According to a W W McCormick of Abilene (Texas, USA), his grandfather Atlas Almon Mathis had worked in a coal mine at Heavener (Oklahoma, USA), where a stone block wall was found in 1928. The published account states that the discovery was made in Room 24 of Mine number 5, two miles north of the town, said to have been some two miles deep. On the day following blasting in this room, a number of cubic blocks of ‘concrete’ measuring about 305 mm (12 inches) square were found. Their six faces were all polished smooth to the point that they gave mirror-quality reflections; when broken, they proved to be filled with gravelly concrete. The room is supposed to have collapsed before any further work could be done on shoring it up. The collapse revealed an entire wall made from the same type of blocks and a similar wall was exposed some 91 to 137 m (100 to 150 yards) farther into the mine. The source claims that as soon as it learned about the discoveries, the mine company immediately ordered the workers from the shaft and forbade them to talk about what they had found. Mathis also claimed to have spoken to miners at Wilburton who had found a solid block of barrel shaped silver, with the imprints of individual staves still visible in it.

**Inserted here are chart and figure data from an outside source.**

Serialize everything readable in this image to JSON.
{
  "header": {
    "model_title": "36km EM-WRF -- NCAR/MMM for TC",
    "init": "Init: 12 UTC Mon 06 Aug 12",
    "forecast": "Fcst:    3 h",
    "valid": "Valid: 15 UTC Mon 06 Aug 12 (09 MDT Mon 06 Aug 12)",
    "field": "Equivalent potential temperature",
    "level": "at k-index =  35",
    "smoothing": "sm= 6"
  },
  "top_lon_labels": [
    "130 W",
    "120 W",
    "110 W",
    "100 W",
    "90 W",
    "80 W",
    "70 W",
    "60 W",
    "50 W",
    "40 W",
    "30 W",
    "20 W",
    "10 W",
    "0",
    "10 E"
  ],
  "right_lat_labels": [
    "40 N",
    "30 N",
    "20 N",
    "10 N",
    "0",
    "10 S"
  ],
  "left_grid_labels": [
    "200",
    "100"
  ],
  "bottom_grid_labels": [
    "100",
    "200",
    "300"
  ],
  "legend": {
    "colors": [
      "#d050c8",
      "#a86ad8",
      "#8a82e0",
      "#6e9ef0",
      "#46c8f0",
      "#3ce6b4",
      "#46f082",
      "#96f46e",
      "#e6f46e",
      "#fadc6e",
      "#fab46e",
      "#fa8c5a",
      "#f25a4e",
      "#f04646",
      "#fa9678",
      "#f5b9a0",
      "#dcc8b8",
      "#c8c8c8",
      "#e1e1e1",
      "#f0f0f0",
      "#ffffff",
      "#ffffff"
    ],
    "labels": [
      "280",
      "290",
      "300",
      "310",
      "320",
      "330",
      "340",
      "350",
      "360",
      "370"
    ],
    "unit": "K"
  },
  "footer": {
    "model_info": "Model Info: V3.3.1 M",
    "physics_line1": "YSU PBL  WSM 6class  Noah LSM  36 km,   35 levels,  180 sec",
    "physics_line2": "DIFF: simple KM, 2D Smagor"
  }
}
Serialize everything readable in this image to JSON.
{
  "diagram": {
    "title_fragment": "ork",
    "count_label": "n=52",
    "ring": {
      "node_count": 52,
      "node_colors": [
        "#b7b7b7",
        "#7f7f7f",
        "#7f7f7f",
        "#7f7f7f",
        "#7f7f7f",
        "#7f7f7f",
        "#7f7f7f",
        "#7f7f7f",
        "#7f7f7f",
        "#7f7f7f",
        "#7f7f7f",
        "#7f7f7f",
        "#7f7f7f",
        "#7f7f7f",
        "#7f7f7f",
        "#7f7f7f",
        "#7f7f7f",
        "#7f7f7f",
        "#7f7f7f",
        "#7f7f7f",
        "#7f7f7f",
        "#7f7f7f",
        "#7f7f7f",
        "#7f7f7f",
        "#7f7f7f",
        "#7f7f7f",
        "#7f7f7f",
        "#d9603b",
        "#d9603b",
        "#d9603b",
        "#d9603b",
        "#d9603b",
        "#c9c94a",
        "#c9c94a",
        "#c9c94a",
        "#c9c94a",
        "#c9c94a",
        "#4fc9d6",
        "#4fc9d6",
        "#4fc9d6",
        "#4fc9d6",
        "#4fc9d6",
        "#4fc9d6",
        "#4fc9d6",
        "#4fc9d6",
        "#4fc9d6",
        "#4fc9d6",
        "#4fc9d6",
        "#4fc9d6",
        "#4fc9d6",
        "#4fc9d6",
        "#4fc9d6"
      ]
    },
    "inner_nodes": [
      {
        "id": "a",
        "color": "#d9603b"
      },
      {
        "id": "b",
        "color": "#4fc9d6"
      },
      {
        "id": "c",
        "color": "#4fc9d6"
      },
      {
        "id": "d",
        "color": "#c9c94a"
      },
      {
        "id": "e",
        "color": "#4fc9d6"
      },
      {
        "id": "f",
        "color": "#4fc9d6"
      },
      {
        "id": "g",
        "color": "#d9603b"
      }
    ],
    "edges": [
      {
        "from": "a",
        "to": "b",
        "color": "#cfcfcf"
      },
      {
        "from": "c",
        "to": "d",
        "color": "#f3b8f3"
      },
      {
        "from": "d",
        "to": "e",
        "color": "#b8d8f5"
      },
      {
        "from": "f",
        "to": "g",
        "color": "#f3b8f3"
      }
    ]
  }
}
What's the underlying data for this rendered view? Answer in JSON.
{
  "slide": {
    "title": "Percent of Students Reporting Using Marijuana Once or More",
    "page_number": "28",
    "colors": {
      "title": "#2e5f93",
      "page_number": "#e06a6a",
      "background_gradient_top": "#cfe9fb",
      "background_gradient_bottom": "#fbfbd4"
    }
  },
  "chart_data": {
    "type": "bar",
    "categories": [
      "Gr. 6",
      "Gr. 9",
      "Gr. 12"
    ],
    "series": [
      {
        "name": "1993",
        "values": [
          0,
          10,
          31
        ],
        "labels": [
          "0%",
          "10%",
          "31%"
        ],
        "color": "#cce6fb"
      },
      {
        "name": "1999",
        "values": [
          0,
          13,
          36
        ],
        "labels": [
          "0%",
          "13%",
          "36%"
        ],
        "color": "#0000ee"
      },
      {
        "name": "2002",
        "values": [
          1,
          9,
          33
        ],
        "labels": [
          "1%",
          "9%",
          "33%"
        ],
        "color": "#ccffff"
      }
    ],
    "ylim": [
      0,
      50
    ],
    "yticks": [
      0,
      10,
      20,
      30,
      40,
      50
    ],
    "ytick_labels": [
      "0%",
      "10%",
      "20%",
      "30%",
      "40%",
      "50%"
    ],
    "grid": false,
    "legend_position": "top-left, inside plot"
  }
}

It is difficult to deal with this type of personal testimony. We don’t know who W W McCormick is or was, and there are a lot of McCormicks in Abilene: the best known is perhaps Wayne McCormick, a television newsreader. As for Atlas Mathis, we know that he had a long life (11 Oct 1892 to 15 Oct 1977) and that he was a resident of Heavener in the 1920s, so he was in the right place at the right time (I am grateful to the commenter Loyolalaw98 for pointing this out). One blogger, White Rabbit (from Missouri, USA), claims to have spoken to a grandson who was raised by Mathis (the post, hosted at Underground Ozarks’s forum, which is moderated by White Rabbit, was taken down some time after this page was first published in July 2007), but claims of this sort are not unusual in the blogosphere and must be treated with scepticism.

The story, which was first reported by Brad Steiger in Worlds before Our Own, has every appearance of a hoax. We do not have the testimony of Atlas Mathis himself, just the unsupported story related by a grandson, so it’s not even an eyewitness account. Given the alleged importance of the discovery, it shows a lack of curiosity on the part of Brad Steiger, who published Worlds before our own in 1978 and must have been researching it before Mr Mathis’s death, not to have interviewed Atlas Mathis in person. Why rely on the retelling by a grandson? The story crumbles under a lack of evidence: it is reported third hand, nobody else reported it and there is no contemporary documentation.